A quick search on the Internet reveals recipes for this herb in many sweet and savory dishes, including cookies, lemonade, jellies, meat marinades and more, plus the opportunity to purchase lavender flowers for cooking and crafts. Imagine placing small sprigs of lavender flowers in old fashioned ice cube trays, then including a few in a glass of lemonade. Or just tossing a few lavender flowers over fresh fruit. The key seems to be not to overdo, which would be easy with this fragrant herb.
There are almost 30 species of lavender and dozens of varieties just of English lavender (Lavendula angustifolia), the most popular lavender for cooking. This also seems to be the one that is about the least suited for growing in the Southeast.

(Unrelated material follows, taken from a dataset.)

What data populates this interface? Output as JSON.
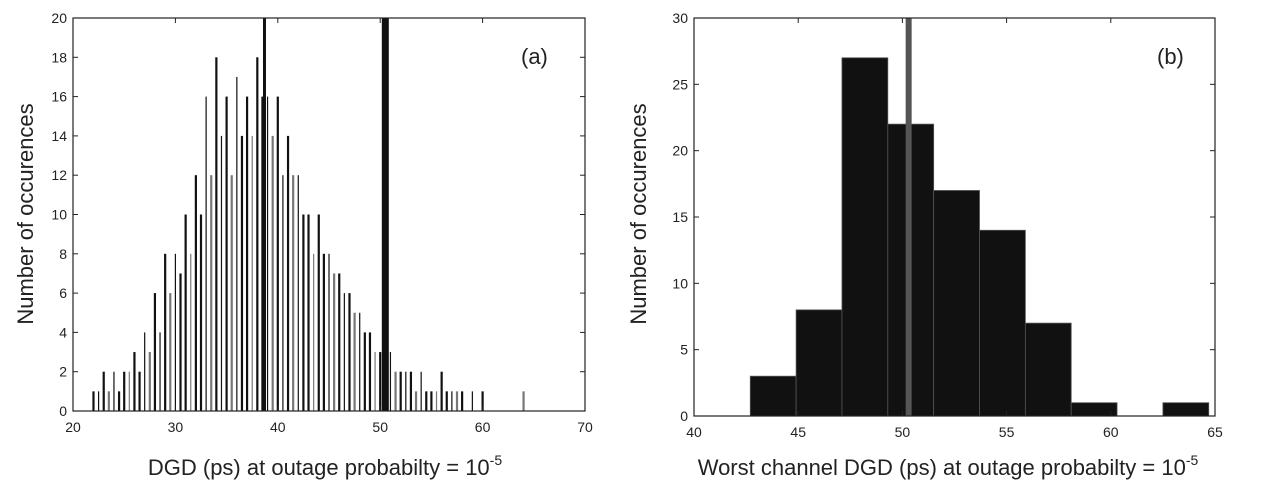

To keep lavender plants happy here you need full sun, good drainage and air circulation.
Provence and Spanish lavender are two that seem to do well in this area. In the herb garden of The State Botanical Garden of Georgia, Athens, there are Spanish lavender plants that are as woody as the rosemary plants. Both are beautiful plants that provide fragrant blooms and foliage and edible flowers. Lavender also attracts bees and is thoroughly disgusting to deer.
If you are trying lavender for the first time, I suggest you buy plants from an area nursery. More than likely they have grown lavender for years and know which varieties do best here. Seeds are slow to start and you want to start with just one or two plants anyway.